The last time they spoke McCoist told him he was hopping back and forth to London on business meetings. Even that amounted to relative calm compared to last pre-season. "He was jumping around like a madman at the beginning of the season, trying to get players in," said Gough. "This season he's got a bit more time because he can't do anything until September 1 [when the club's registration embargo is lifted]. He'll understand it a wee bit better.

"Last year, he got the best player from St Johnstone, he got the best player from Hearts, he got the best player from Kilmarnock. Those weren't third or second division players, they were the best players at their Premier League teams.

"Unfortunately for Dean Shiels, although I never saw enough of him, he struggled with injury. Francisco Sandaza got a bad injury and then got sacked, and Ian Black's got himself in a lot of hot water so he's never had a really consistent season. The foreign ones he brought in, it must have been a real shock to their system so he may not go down that route again so easily."

It is not only another squad Rangers need to assemble, but a complete executive management supporters can trust. Former chief executive Charles Green and commercial director Imran Amhad must be replaced on a permanent basis. They both have shares which may become available and the identity of the buyers will be crucial in determining how Rangers are perceived and trusted by their own fans and others.

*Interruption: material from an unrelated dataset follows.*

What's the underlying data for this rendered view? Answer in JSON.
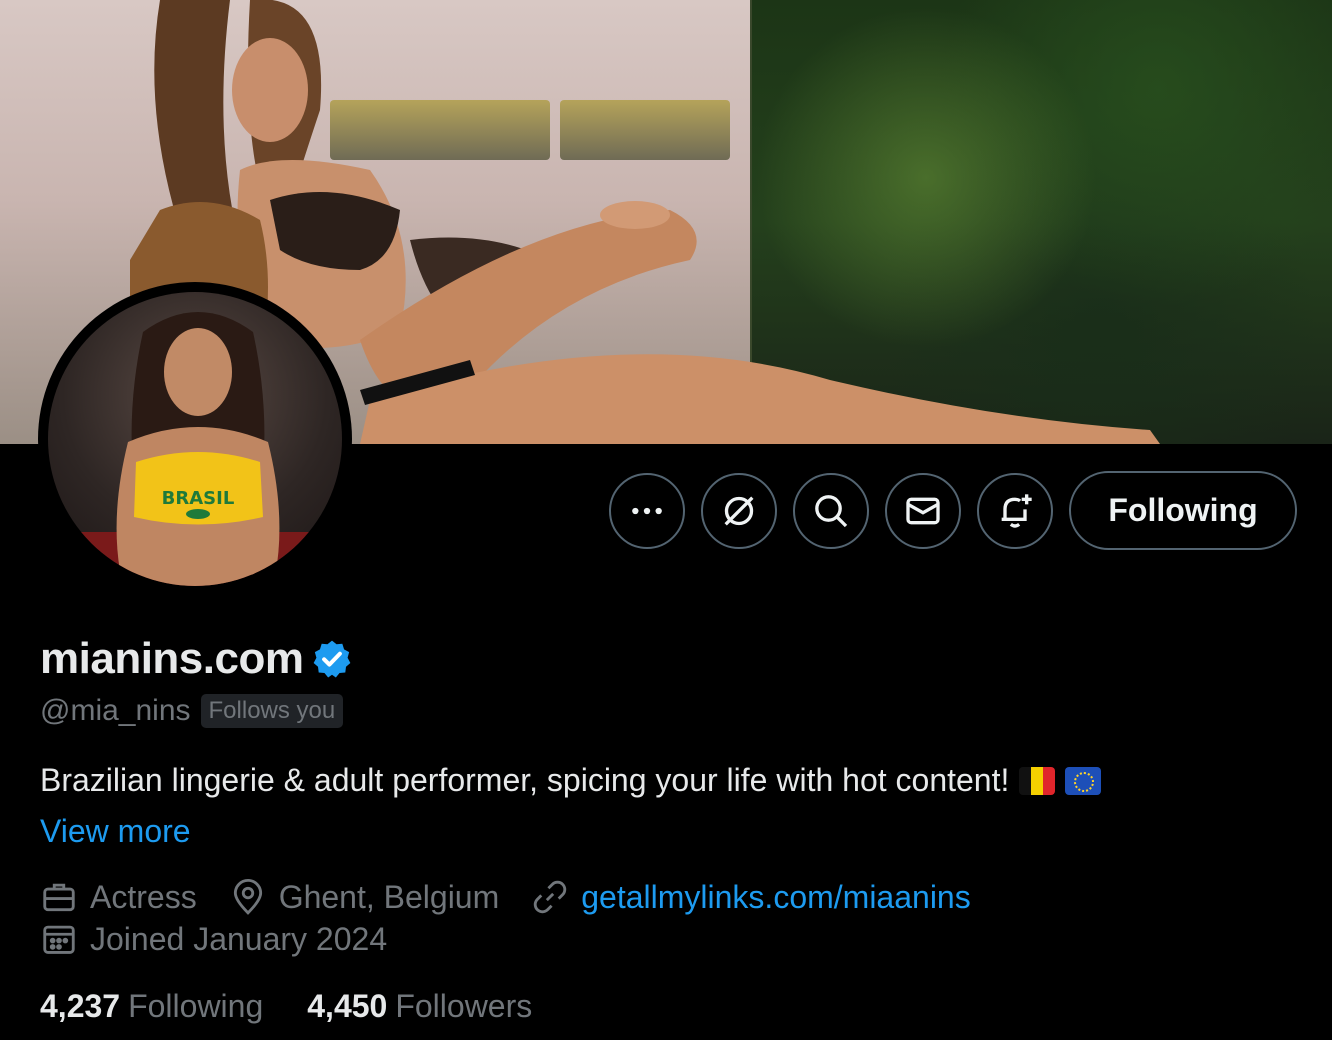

"There has to be certain people in place," said Gough, alluding to the reigns of disgraced former owner Craig Whyte and then Green, who resigned under a cloud of suspicion as a club investigation began. "The one thing that worried me in the first place was that there was no-one who understood the values and traditions when they took over the club. I hope someone comes in who does that.

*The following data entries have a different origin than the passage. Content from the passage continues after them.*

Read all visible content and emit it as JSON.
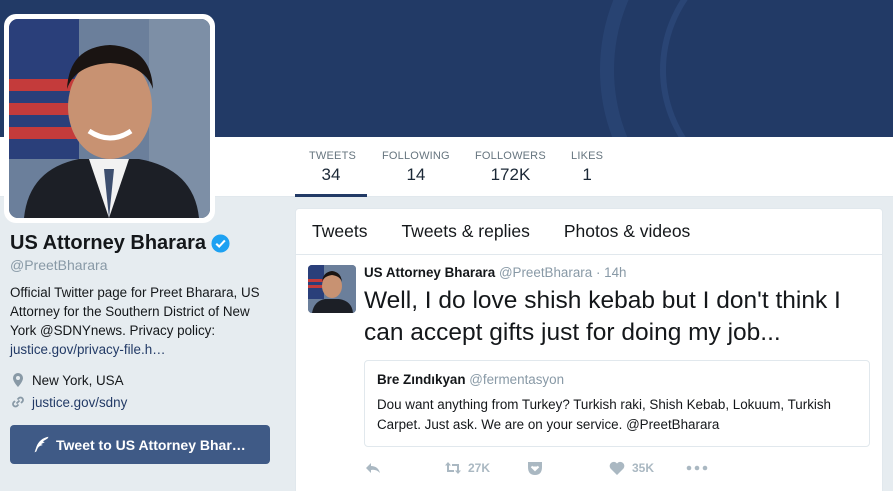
{
  "stats": [
    {
      "label": "TWEETS",
      "value": "34"
    },
    {
      "label": "FOLLOWING",
      "value": "14"
    },
    {
      "label": "FOLLOWERS",
      "value": "172K"
    },
    {
      "label": "LIKES",
      "value": "1"
    }
  ],
  "profile": {
    "name": "US Attorney Bharara",
    "handle": "@PreetBharara",
    "bio_text": "Official Twitter page for Preet Bharara, US Attorney for the Southern District of New York @SDNYnews. Privacy policy:",
    "bio_link": "justice.gov/privacy-file.h…",
    "location": "New York, USA",
    "website": "justice.gov/sdny",
    "tweet_to_label": "Tweet to US Attorney Bhar…"
  },
  "tabs": [
    "Tweets",
    "Tweets & replies",
    "Photos & videos"
  ],
  "tweet": {
    "name": "US Attorney Bharara",
    "handle": "@PreetBharara",
    "time": "· 14h",
    "text": "Well, I do love shish kebab but I don't think I can accept gifts just for doing my job...",
    "quote": {
      "name": "Bre Zındıkyan",
      "handle": "@fermentasyon",
      "text": "Dou want anything from Turkey? Turkish raki, Shish Kebab, Lokuum, Turkish Carpet. Just ask. We are on your service. @PreetBharara"
    },
    "retweets": "27K",
    "likes": "35K"
  },
  "colors": {
    "banner": "#223a66",
    "accent": "#223a66",
    "button": "#3f5a86",
    "verified": "#1da1f2"
  }
}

"I am a personal friend of Dave King's and would like to see him do something. He has been under investigation himself in South Africa [from the tax authorities] but if it was that bad then he would have been locked up before now. He is a smart cookie and someone like that would be great because you would know he is not in it for the fast buck.

"We are not a football club and the team on the other side of the city is not just a football club. We are the fabric of this city. When I'm in the States and people don't know who I am, I say I'm from Scotland and they ask me 'do you like Rangers or Celtic?' We all get that and that's because people associate Glasgow with the two big clubs. No matter what division we play in – even if we were on a public park – Rangers would still get huge support.

"I hope people who come in here don't try and make a fast buck. It is the people's club. I used to say to Sir David Murray, who I got on well with, that he was the custodian of the club for the fans. You are an owner in name, but it's more like looking after a trust fund which will be here for a long, long time."

Gough, Brian Laudrup, Arthur Numan, Michael Mols, Lorenzo Amoruso and Nacho Novo will appear in Walter Smith's Rangers Legends team against Manchester United Legends at Ibrox on Monday, kick-off 2pm. Dwight Yorke, Denis Irwin, Quinton Fortune, Jesper Blomqvist, David May will be Bryan Robson's United team. Tickets are £17 for adults, £13 concessions and £5 for kids, with discounts for Rangers season-ticket holders.